Discurso no Senado Federal

HOMENAGEM AOS CENTO E CINQUENTA ANOS DE NASCIMENTO DE JOAQUIM NABUCO E O CINQUENTENARIO DA FUNDAÇÃO JOAQUIM NABUCO.

Autor
Francelino Pereira (PFL - Partido da Frente Liberal/MG)
Nome completo: Francelino Pereira dos Santos
Casa
Senado Federal
Tipo
Discurso
Resumo por assunto
HOMENAGEM.:
  • HOMENAGEM AOS CENTO E CINQUENTA ANOS DE NASCIMENTO DE JOAQUIM NABUCO E O CINQUENTENARIO DA FUNDAÇÃO JOAQUIM NABUCO.
Publicação
Publicação no DSF de 22/10/1999 - Página 28111
Assunto
Outros > HOMENAGEM.
Indexação
  • HOMENAGEM, ANIVERSARIO DE NASCIMENTO, JOAQUIM NABUCO (PE), ESCRITOR, JORNALISTA, ADVOGADO, DIPLOMATA, POLITICO, ESTADO DE PERNAMBUCO (PE).
  • HOMENAGEM, ANIVERSARIO DE FUNDAÇÃO, FUNDAÇÃO JOAQUIM NABUCO (FUNDAJ), OPORTUNIDADE, RECONHECIMENTO, IMPORTANCIA, TRABALHO, ENTIDADE.

O SR. FRANCELINO PEREIRA (PFL - MG) - Sr. Presidente, Srªs. e Srs. Senadores, parlamentar, advogado, diplomata, escritor, jornalista, historiador, mas, também e sobretudo, abolicionista.  

Falo de Joaquim Nabuco, que de tão nobre ideal fez a razão superior de sua existência, quase toda dedicada à causa da libertação dos escravos.  

É esse o motivo da homenagem do Senado Federal à memória do grande brasileiro, no transcurso dos 150 anos de seu nascimento em terras pernambucanas de Recife.  

Se há motivos para evocar a figura desse notável brasileiro, amplia-se nossa responsabilidade nos dias atuais, diante da constatação de que, lamentavelmente ainda resta muito por fazer para tornar realidade a advertência do próprio Nabuco, para quem ao triunfo da abolição deveria seguir-se a adoção de medidas complementares em benefício dos libertados.  

A liberdade aos negros foi alcançada, mas ainda prevalece, no limiar de um novo milênio, tratamento desigual a iguais.  

A dedicação de Joaquim Nabuco em favor da abolição talvez possa nos servir agora de estímulo à continuidade de sua luta e, assim, quem sabe mais cedo que supomos, possam ser rompidas as barreiras do preconceito racial em nosso País, sobretudo no mercado de trabalho.  

A simples leitura dos jornais permite-nos, em qualquer dia, o levantamento de uma realidade que nos amargura. Como, por exemplo, a indicação do DIEESE de que, no Brasil, os negros recebem salários menores do que os brancos, são maioria nos postos de trabalho precários e convivem maios com o desemprego, além de se situarem mais distantes dos cargos de chefia.  

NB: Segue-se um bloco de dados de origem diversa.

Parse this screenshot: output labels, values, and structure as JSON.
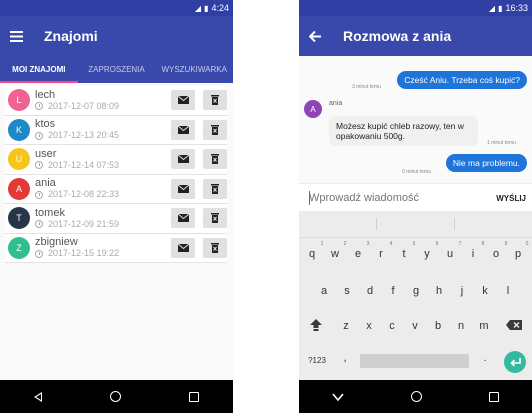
{
  "left": {
    "status": {
      "time": "4:24"
    },
    "appbar": {
      "title": "Znajomi"
    },
    "tabs": [
      {
        "label": "MOI ZNAJOMI",
        "active": true
      },
      {
        "label": "ZAPROSZENIA",
        "active": false
      },
      {
        "label": "WYSZUKIWARKA",
        "active": false
      }
    ],
    "friends": [
      {
        "initial": "L",
        "name": "lech",
        "date": "2017-12-07 08:09",
        "color": "#f06292"
      },
      {
        "initial": "K",
        "name": "ktos",
        "date": "2017-12-13 20:45",
        "color": "#1e88c8"
      },
      {
        "initial": "U",
        "name": "user",
        "date": "2017-12-14 07:53",
        "color": "#f5c518"
      },
      {
        "initial": "A",
        "name": "ania",
        "date": "2017-12-08 22:33",
        "color": "#e53935"
      },
      {
        "initial": "T",
        "name": "tomek",
        "date": "2017-12-09 21:59",
        "color": "#263548"
      },
      {
        "initial": "Z",
        "name": "zbigniew",
        "date": "2017-12-15 19:22",
        "color": "#2fbf8f"
      }
    ]
  },
  "right": {
    "status": {
      "time": "16:33"
    },
    "appbar": {
      "title": "Rozmowa z ania"
    },
    "messages": {
      "out1": {
        "text": "Cześć Aniu. Trzeba coś kupić?",
        "time": "3 minut temu"
      },
      "in1": {
        "sender_initial": "A",
        "sender_name": "ania",
        "text": "Możesz kupić chleb razowy, ten w opakowaniu 500g.",
        "time": "1 minut temu"
      },
      "out2": {
        "text": "Nie ma problemu.",
        "time": "0 minut temu"
      }
    },
    "composer": {
      "placeholder": "Wprowadź wiadomość",
      "send_label": "WYŚLIJ"
    },
    "keyboard": {
      "row1": [
        "q",
        "w",
        "e",
        "r",
        "t",
        "y",
        "u",
        "i",
        "o",
        "p"
      ],
      "row1_hints": [
        "1",
        "2",
        "3",
        "4",
        "5",
        "6",
        "7",
        "8",
        "9",
        "0"
      ],
      "row2": [
        "a",
        "s",
        "d",
        "f",
        "g",
        "h",
        "j",
        "k",
        "l"
      ],
      "row3": [
        "z",
        "x",
        "c",
        "v",
        "b",
        "n",
        "m"
      ],
      "symbols_key": "?123",
      "comma": ",",
      "period": "."
    }
  },
  "colors": {
    "primary": "#3949ab",
    "primary_dark": "#2f3fa3",
    "accent": "#ff4081",
    "bubble": "#1e74d8"
  }
}
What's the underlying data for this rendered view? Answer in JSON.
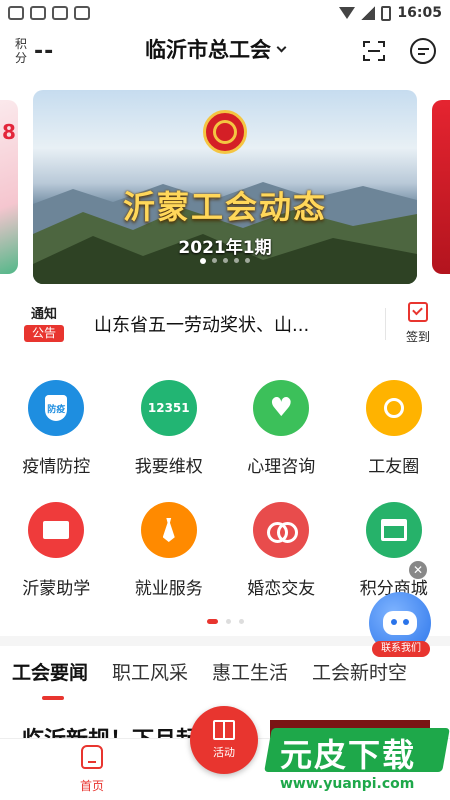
{
  "status_bar": {
    "time": "16:05"
  },
  "header": {
    "points_label": "积分",
    "points_value": "--",
    "city": "临沂市总工会"
  },
  "banner": {
    "left_peek_text": "8",
    "title": "沂蒙工会动态",
    "subtitle": "2021年1期",
    "dot_count": 5,
    "active_dot": 0
  },
  "notice": {
    "badge_top": "通知",
    "badge_bottom": "公告",
    "text": "山东省五一劳动奖状、山...",
    "checkin_label": "签到"
  },
  "grid": [
    {
      "label": "疫情防控",
      "icon": "epidemic-shield-icon",
      "icon_text": "防疫",
      "color": "#1e8ee0"
    },
    {
      "label": "我要维权",
      "icon": "hotline-12351-icon",
      "icon_text": "12351",
      "color": "#22b573"
    },
    {
      "label": "心理咨询",
      "icon": "heart-pulse-icon",
      "icon_text": "",
      "color": "#3cc05a"
    },
    {
      "label": "工友圈",
      "icon": "circle-icon",
      "icon_text": "",
      "color": "#ffb300"
    },
    {
      "label": "沂蒙助学",
      "icon": "book-hand-icon",
      "icon_text": "",
      "color": "#ef3b3b"
    },
    {
      "label": "就业服务",
      "icon": "tie-icon",
      "icon_text": "",
      "color": "#ff8a00"
    },
    {
      "label": "婚恋交友",
      "icon": "rings-icon",
      "icon_text": "",
      "color": "#e84c4c"
    },
    {
      "label": "积分商城",
      "icon": "shop-icon",
      "icon_text": "",
      "color": "#26b26a"
    }
  ],
  "contact": {
    "label": "联系我们",
    "close": "✕"
  },
  "tabs": [
    {
      "label": "工会要闻",
      "active": true
    },
    {
      "label": "职工风采",
      "active": false
    },
    {
      "label": "惠工生活",
      "active": false
    },
    {
      "label": "工会新时空",
      "active": false
    }
  ],
  "news": {
    "title": "临沂新规！下月起 样"
  },
  "bottom_nav": {
    "home_label": "首页",
    "activity_label": "活动"
  },
  "watermark": {
    "text": "元皮下载",
    "url": "www.yuanpi.com"
  },
  "colors": {
    "accent": "#e8352f"
  }
}
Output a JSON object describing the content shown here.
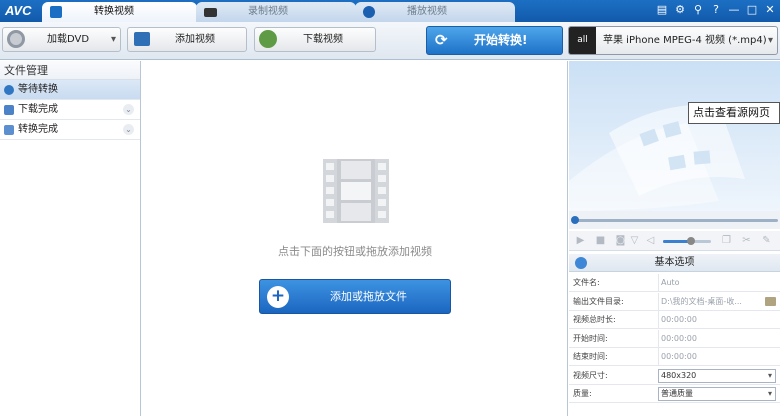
{
  "titlebar": {
    "app": "AVC",
    "tabs": [
      {
        "label": "转换视频"
      },
      {
        "label": "录制视频"
      },
      {
        "label": "播放视频"
      }
    ],
    "controls": {
      "list": "▤",
      "settings": "⚙",
      "search": "⚲",
      "help": "?",
      "minimize": "—",
      "maximize": "□",
      "close": "✕"
    }
  },
  "toolbar": {
    "load_dvd": "加载DVD",
    "add_video": "添加视频",
    "download_video": "下载视频",
    "start_convert": "开始转换!",
    "profile": "苹果 iPhone MPEG-4 视频 (*.mp4)"
  },
  "sidebar": {
    "title": "文件管理",
    "items": [
      {
        "label": "等待转换"
      },
      {
        "label": "下载完成"
      },
      {
        "label": "转换完成"
      }
    ]
  },
  "main": {
    "hint": "点击下面的按钮或拖放添加视频",
    "add_button": "添加或拖放文件"
  },
  "preview": {
    "tooltip": "点击查看源网页",
    "volume_level": 0.58
  },
  "options": {
    "title": "基本选项",
    "rows": [
      {
        "key": "文件名:",
        "value": "Auto"
      },
      {
        "key": "输出文件目录:",
        "value": "D:\\我的文档-桌面-收..."
      },
      {
        "key": "视频总时长:",
        "value": "00:00:00"
      },
      {
        "key": "开始时间:",
        "value": "00:00:00"
      },
      {
        "key": "结束时间:",
        "value": "00:00:00"
      },
      {
        "key": "视频尺寸:",
        "value": "480x320"
      },
      {
        "key": "质量:",
        "value": "普通质量"
      }
    ]
  },
  "colors": {
    "accent": "#1e72c8",
    "titlebar": "#1c6fc4"
  }
}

Entendo, Sr. Presidente e Srªs. e Srs. Senadores, ser este momento oportuno para trazer à lembrança ideais dessa grandiosidade, que movem o ser humano em suas lutas.  

Joaquim Nabuco, a esse propósito, sustentava que "um homem em geral não leva a efeito mais de uma idéia. E afirma, com humildade:  

"Eu dediquei-me todo à abolição."  

Esta homenagem estende-se também à Fundação Joaquim Nabuco, nossa notável instituição nascida de uma idéia de Gilberto Freyre e que, neste ano, está comemorando meio século de uma existência de êxito, comprovado pelas suas numerosas realizações, estudos e pesquisas sociais, que vão da economia ao meio ambiente..  

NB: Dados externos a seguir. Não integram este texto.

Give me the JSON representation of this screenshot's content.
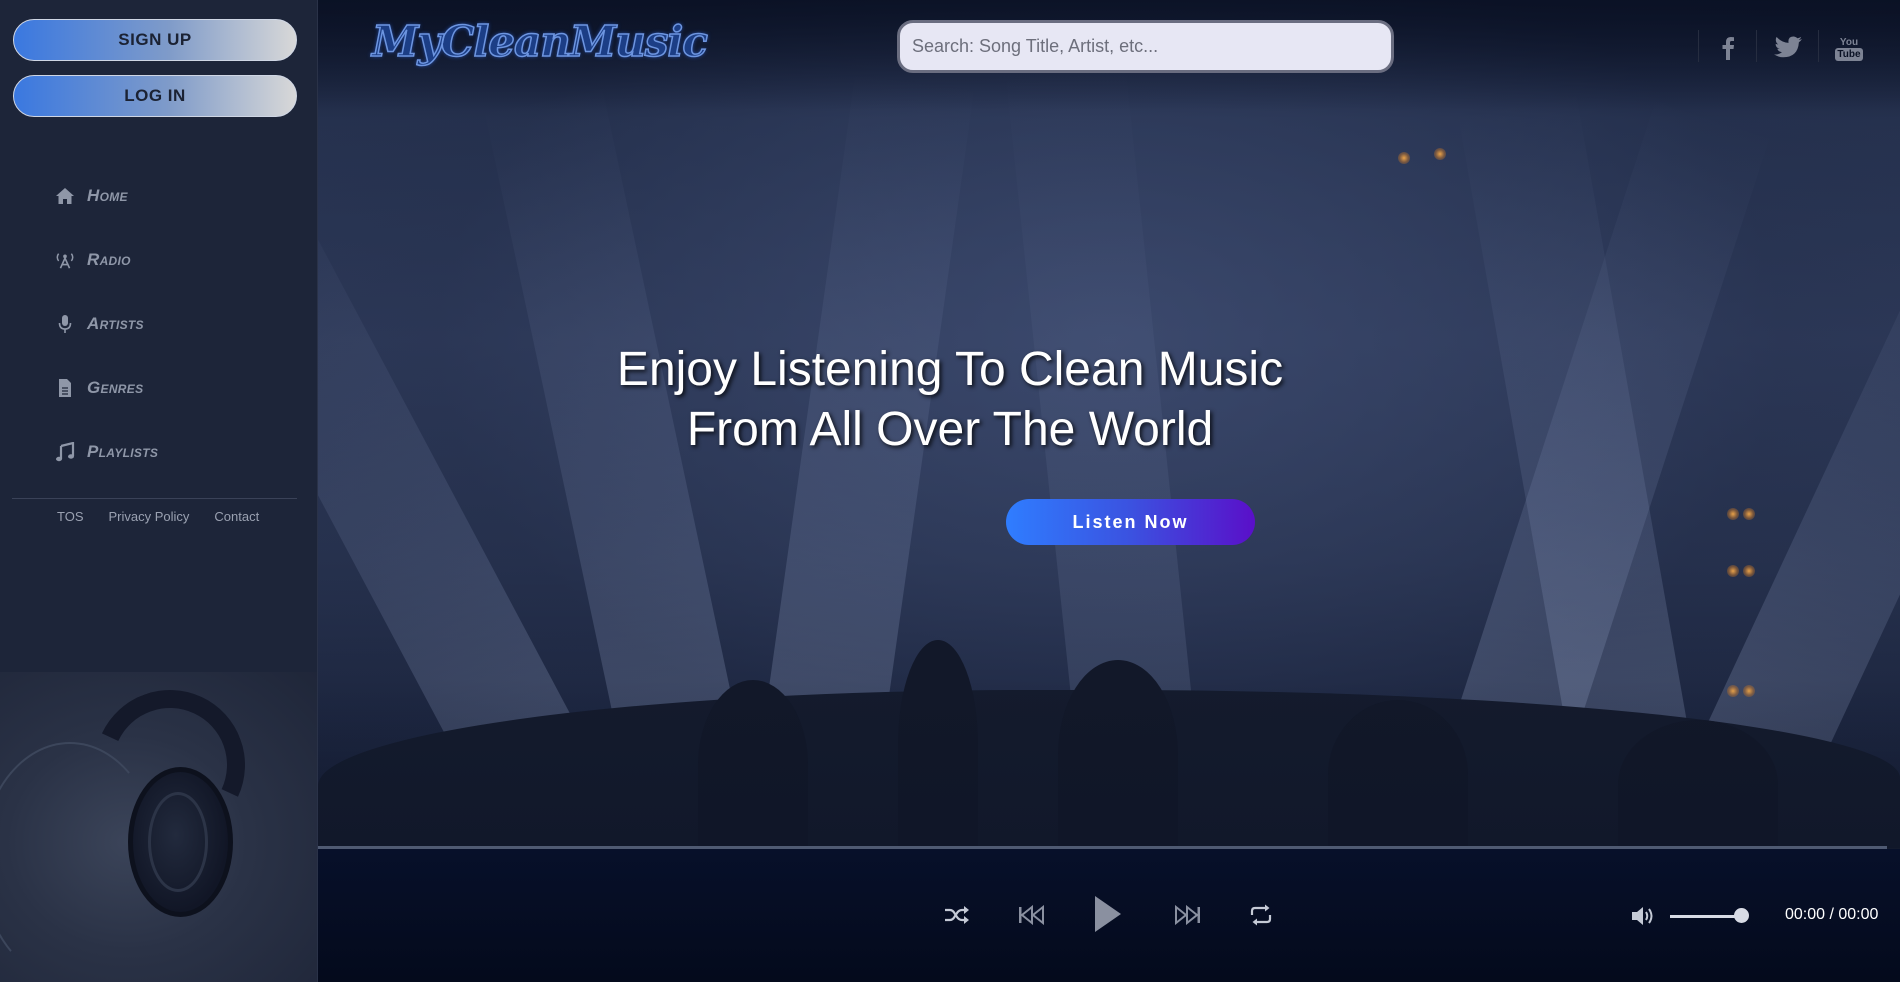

Suas origens datam de 1948, quando o então Deputado Federal Gilberto Freyre – o grande sociólogo e antropológo brasileiro – apresentou projeto de lei aprovado pelo Congresso e sancionaldo peloPresidente da República, Eurico Gaspar Dutra, convertendo-se na Lei nº 770, de 21 de julho de 1949.  

Além de seminários que promove periodicamente, a notável Fundação pernambucana disponibiliza aos estudiosos e ao público em geral, inclusive pela INTERNET, publicações, estudos e estatísticas versando sobre praticamente todas as áreas do conhecimento.  

Volto a falar de Nabuco, o abolicionista.  

Além de desempenhar atividades parlamentares por 10 anos, nosso grande abolicionista também se manifestava em outras tribunas, sobretudo a popular, dirigindo-se a todos os segmentos da sociedade civil, numa pregação em que sistematicamente incluía o tema que representava sua meta principal.  

Na avaliação do trabalho desse orador patrício , os historiadores são unânimes em atribuir a sua eloqüência a razão da justa fama com que era visto no País e até no exterior.  

Realmente, essa eloqüência estendera-se para fora do território brasileiro. Nos Estados Unidos, por exemplo, ele retomou o discurso público e seus pronunciamentos influíram decisivamente no relacionamento entre aquele país e as nações latino-americanas, notadamente o Brasil.  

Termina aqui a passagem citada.